3. Das Landesarbeitsgericht hat weiter zutreffend entschieden, dass die Beklagte weder eine gemeinsame Einrichtung der Tarifvertragsparteien noch eine Sozialeinrichtung des privaten Rechts (§ 2 Abs. 1 Nr. 4 Buchst. b ArbGG) ist.
a) Konstituierend für eine gemeinsame Einrichtung ist das unmittelbare Kontroll- und Weisungsrecht beider Tarifvertragsparteien (BAG 25. Januar 1989 – 5 AZR 43/88 – BAGE 61, 29, 36 f.; vgl. auch 28. April 1981 – 3 AZR 255/80 – BAGE 35, 221, 227; ErfK/Schaub § 4 TVG Rn. 40 f.; Däubler/Hensche TVG § 1 Rn. 938). Entgegen der Auffassung des Klägers ist nicht maßgebend, dass die Einrichtung Leistungen auf Grund von Tarifverträgen erbringt und die Tarifpartner somit Leistungsvoraussetzungen und Leistungsumfang gemeinsam bestimmen. Vielmehr kommt es auf die Organisation der Einrichtung als solche an. Das Landesarbeitsgericht hat anhand des Statuts der Beklagten im Einzelnen überzeugend dargelegt, dass bei der Beklagten von einer paritätischen Vertretung der Tarifvertragsparteien in diesem Sinne keine Rede sein kann.
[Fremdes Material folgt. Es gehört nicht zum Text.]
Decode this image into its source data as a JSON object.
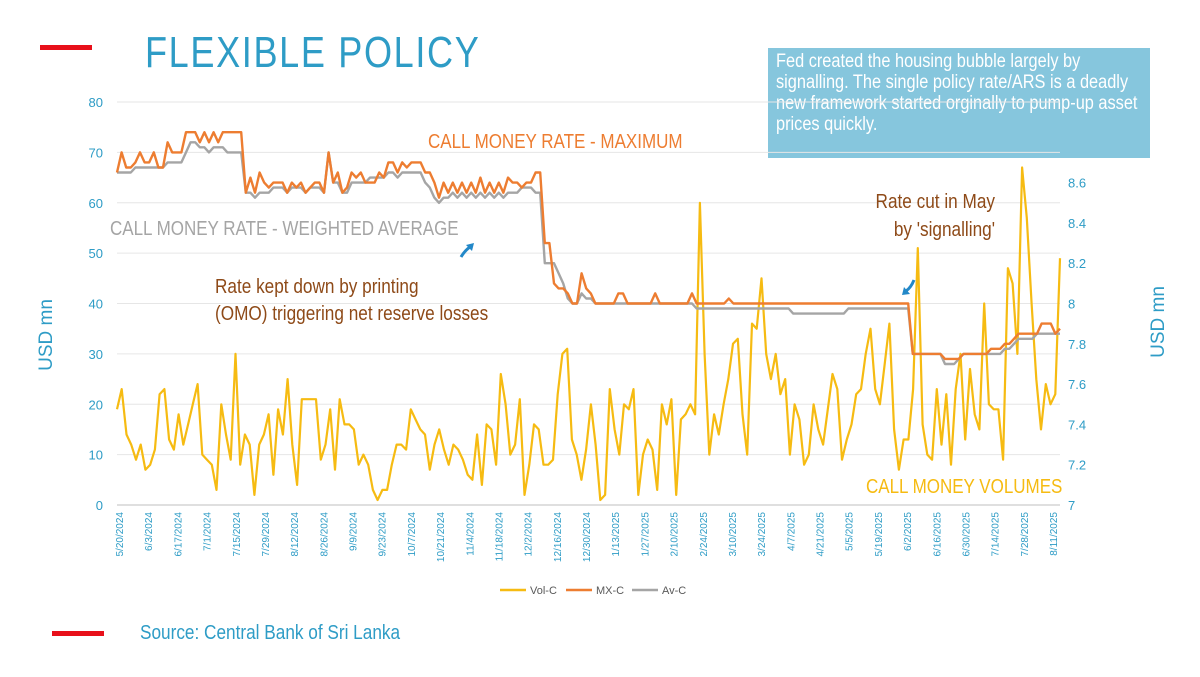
{
  "title": "FLEXIBLE POLICY",
  "callout": "Fed created the housing bubble largely by signalling. The single policy rate/ARS is a deadly new framework started orginally to pump-up asset prices quickly.",
  "source": "Source: Central Bank of Sri Lanka",
  "colors": {
    "title": "#2E9CC6",
    "callout_bg": "#86C6DD",
    "accent": "#E8101A",
    "vol": "#F6BB12",
    "max": "#ED7D31",
    "avg": "#A5A5A5",
    "axis_text": "#2E9CC6",
    "annotation": "#8E4A18",
    "arrow": "#2388C8",
    "grid": "#E6E6E6"
  },
  "icons": {
    "arrow_1": "arrow-up-right-icon",
    "arrow_2": "arrow-down-left-icon"
  },
  "chart_data": {
    "type": "line",
    "ylabel_left": "USD mn",
    "ylabel_right": "USD mn",
    "y_left": {
      "range": [
        0,
        80
      ],
      "ticks": [
        "0",
        "10",
        "20",
        "30",
        "40",
        "50",
        "60",
        "70",
        "80"
      ]
    },
    "y_right": {
      "range": [
        7,
        9
      ],
      "ticks": [
        "7",
        "7.2",
        "7.4",
        "7.6",
        "7.8",
        "8",
        "8.2",
        "8.4",
        "8.6"
      ]
    },
    "x_ticks": [
      "5/20/2024",
      "6/3/2024",
      "6/17/2024",
      "7/1/2024",
      "7/15/2024",
      "7/29/2024",
      "8/12/2024",
      "8/26/2024",
      "9/9/2024",
      "9/23/2024",
      "10/7/2024",
      "10/21/2024",
      "11/4/2024",
      "11/18/2024",
      "12/2/2024",
      "12/16/2024",
      "12/30/2024",
      "1/13/2025",
      "1/27/2025",
      "2/10/2025",
      "2/24/2025",
      "3/10/2025",
      "3/24/2025",
      "4/7/2025",
      "4/21/2025",
      "5/5/2025",
      "5/19/2025",
      "6/2/2025",
      "6/16/2025",
      "6/30/2025",
      "7/14/2025",
      "7/28/2025",
      "8/11/2025"
    ],
    "grid": true,
    "legend": {
      "position": "bottom",
      "entries": [
        "Vol-C",
        "MX-C",
        "Av-C"
      ]
    },
    "annotations": {
      "max_label": "CALL MONEY RATE - MAXIMUM",
      "avg_label": "CALL MONEY RATE - WEIGHTED AVERAGE",
      "printing_note": "Rate kept down by printing (OMO) triggering net reserve losses",
      "rate_cut_line1": "Rate cut in May",
      "rate_cut_line2": "by 'signalling'",
      "volume_label": "CALL MONEY VOLUMES"
    },
    "series": [
      {
        "name": "Vol-C",
        "axis": "left",
        "values": [
          19,
          23,
          14,
          12,
          9,
          12,
          7,
          8,
          11,
          22,
          23,
          13,
          11,
          18,
          12,
          16,
          20,
          24,
          10,
          9,
          8,
          3,
          20,
          14,
          9,
          30,
          8,
          14,
          12,
          2,
          12,
          14,
          18,
          6,
          19,
          14,
          25,
          12,
          4,
          21,
          21,
          21,
          21,
          9,
          12,
          19,
          7,
          21,
          16,
          16,
          15,
          8,
          10,
          8,
          3,
          1,
          3,
          3,
          8,
          12,
          12,
          11,
          19,
          17,
          15,
          14,
          7,
          12,
          15,
          11,
          8,
          12,
          11,
          9,
          6,
          5,
          14,
          4,
          16,
          15,
          8,
          26,
          20,
          10,
          12,
          21,
          2,
          8,
          16,
          15,
          8,
          8,
          9,
          22,
          30,
          31,
          13,
          10,
          5,
          11,
          20,
          12,
          1,
          2,
          23,
          15,
          10,
          20,
          19,
          23,
          2,
          10,
          13,
          11,
          3,
          20,
          16,
          21,
          2,
          17,
          18,
          20,
          18,
          60,
          30,
          10,
          18,
          14,
          20,
          25,
          32,
          33,
          18,
          10,
          36,
          35,
          45,
          30,
          25,
          30,
          22,
          25,
          10,
          20,
          17,
          8,
          10,
          20,
          15,
          12,
          19,
          26,
          23,
          9,
          13,
          16,
          22,
          23,
          30,
          35,
          23,
          20,
          28,
          36,
          15,
          7,
          13,
          13,
          23,
          51,
          16,
          10,
          9,
          23,
          12,
          22,
          8,
          23,
          30,
          13,
          27,
          18,
          15,
          40,
          20,
          19,
          19,
          9,
          47,
          44,
          30,
          67,
          57,
          40,
          25,
          15,
          24,
          20,
          22,
          49
        ]
      },
      {
        "name": "MX-C",
        "axis": "left",
        "values": [
          66,
          70,
          67,
          67,
          68,
          70,
          68,
          68,
          70,
          67,
          67,
          72,
          70,
          70,
          70,
          74,
          74,
          74,
          72,
          74,
          72,
          74,
          72,
          74,
          74,
          74,
          74,
          74,
          62,
          65,
          62,
          66,
          64,
          63,
          64,
          64,
          64,
          62,
          64,
          63,
          64,
          62,
          63,
          64,
          64,
          62,
          70,
          64,
          66,
          62,
          63,
          66,
          65,
          66,
          64,
          64,
          64,
          66,
          65,
          68,
          68,
          66,
          68,
          67,
          68,
          68,
          68,
          66,
          66,
          64,
          61,
          64,
          62,
          64,
          62,
          64,
          62,
          64,
          62,
          65,
          62,
          64,
          62,
          64,
          62,
          65,
          64,
          64,
          63,
          64,
          64,
          66,
          66,
          52,
          52,
          44,
          43,
          43,
          42,
          40,
          40,
          46,
          43,
          42,
          40,
          40,
          40,
          40,
          40,
          42,
          42,
          40,
          40,
          40,
          40,
          40,
          40,
          42,
          40,
          40,
          40,
          40,
          40,
          40,
          40,
          42,
          40,
          40,
          40,
          40,
          40,
          40,
          40,
          41,
          40,
          40,
          40,
          40,
          40,
          40,
          40,
          40,
          40,
          40,
          40,
          40,
          40,
          40,
          40,
          40,
          40,
          40,
          40,
          40,
          40,
          40,
          40,
          40,
          40,
          40,
          40,
          40,
          40,
          40,
          40,
          40,
          40,
          40,
          40,
          40,
          40,
          40,
          40,
          30,
          30,
          30,
          30,
          30,
          30,
          30,
          29,
          29,
          29,
          29,
          30,
          30,
          30,
          30,
          30,
          30,
          31,
          31,
          31,
          32,
          32,
          33,
          34,
          34,
          34,
          34,
          34,
          36,
          36,
          36,
          34,
          35
        ]
      },
      {
        "name": "Av-C",
        "axis": "left",
        "values": [
          66,
          66,
          66,
          66,
          67,
          67,
          67,
          67,
          67,
          67,
          67,
          68,
          68,
          68,
          68,
          70,
          72,
          72,
          71,
          71,
          70,
          71,
          71,
          71,
          70,
          70,
          70,
          70,
          62,
          62,
          61,
          62,
          62,
          62,
          63,
          63,
          63,
          62,
          63,
          63,
          63,
          62,
          63,
          63,
          63,
          62,
          70,
          64,
          64,
          62,
          62,
          64,
          64,
          64,
          64,
          65,
          65,
          65,
          65,
          66,
          66,
          65,
          66,
          66,
          66,
          66,
          66,
          64,
          63,
          61,
          60,
          61,
          61,
          62,
          61,
          62,
          61,
          62,
          61,
          62,
          61,
          62,
          61,
          62,
          61,
          62,
          62,
          62,
          63,
          63,
          63,
          62,
          62,
          48,
          48,
          48,
          46,
          44,
          41,
          40,
          40,
          42,
          41,
          41,
          40,
          40,
          40,
          40,
          40,
          40,
          40,
          40,
          40,
          40,
          40,
          40,
          40,
          40,
          40,
          40,
          40,
          40,
          40,
          40,
          40,
          40,
          39,
          39,
          39,
          39,
          39,
          39,
          39,
          39,
          39,
          39,
          39,
          39,
          39,
          39,
          39,
          39,
          39,
          39,
          39,
          39,
          39,
          38,
          38,
          38,
          38,
          38,
          38,
          38,
          38,
          38,
          38,
          38,
          38,
          39,
          39,
          39,
          39,
          39,
          39,
          39,
          39,
          39,
          39,
          39,
          39,
          39,
          39,
          30,
          30,
          30,
          30,
          30,
          30,
          30,
          28,
          28,
          28,
          29,
          30,
          30,
          30,
          30,
          30,
          30,
          30,
          30,
          30,
          31,
          31,
          32,
          33,
          33,
          33,
          33,
          34,
          34,
          34,
          34,
          34,
          34
        ]
      }
    ]
  }
}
Hiergegen hat die Rechtsbeschwerde nichts weiter vorgebracht.
b) Die Beklagte ist öffentlich-rechtlich organisiert. § 2 Abs. 1 Nr. 4 Buchst. b ArbGG stellt für die Zuständigkeit bewusst auf die Rechtsform der Einrichtung, nicht auf die Ausgestaltung des Benutzungsverhältnisses ab (BAG 28. April 1981 – 3 AZR 255/80 – BAGE 35, 221, 224 f.; Germelmann/Matthes/Prütting/Müller-Glöge ArbGG § 2 Rn. 93 mwN). Deshalb sind für die betriebliche Altersversorgung im öffentlichen Dienst die ordentlichen Gerichte zuständig, wenn die Versorgungsleistungen durch eine Anstalt oder Körperschaft des öffentlichen Rechts nach privatrechtlichen Grundsätzen gewährt werden.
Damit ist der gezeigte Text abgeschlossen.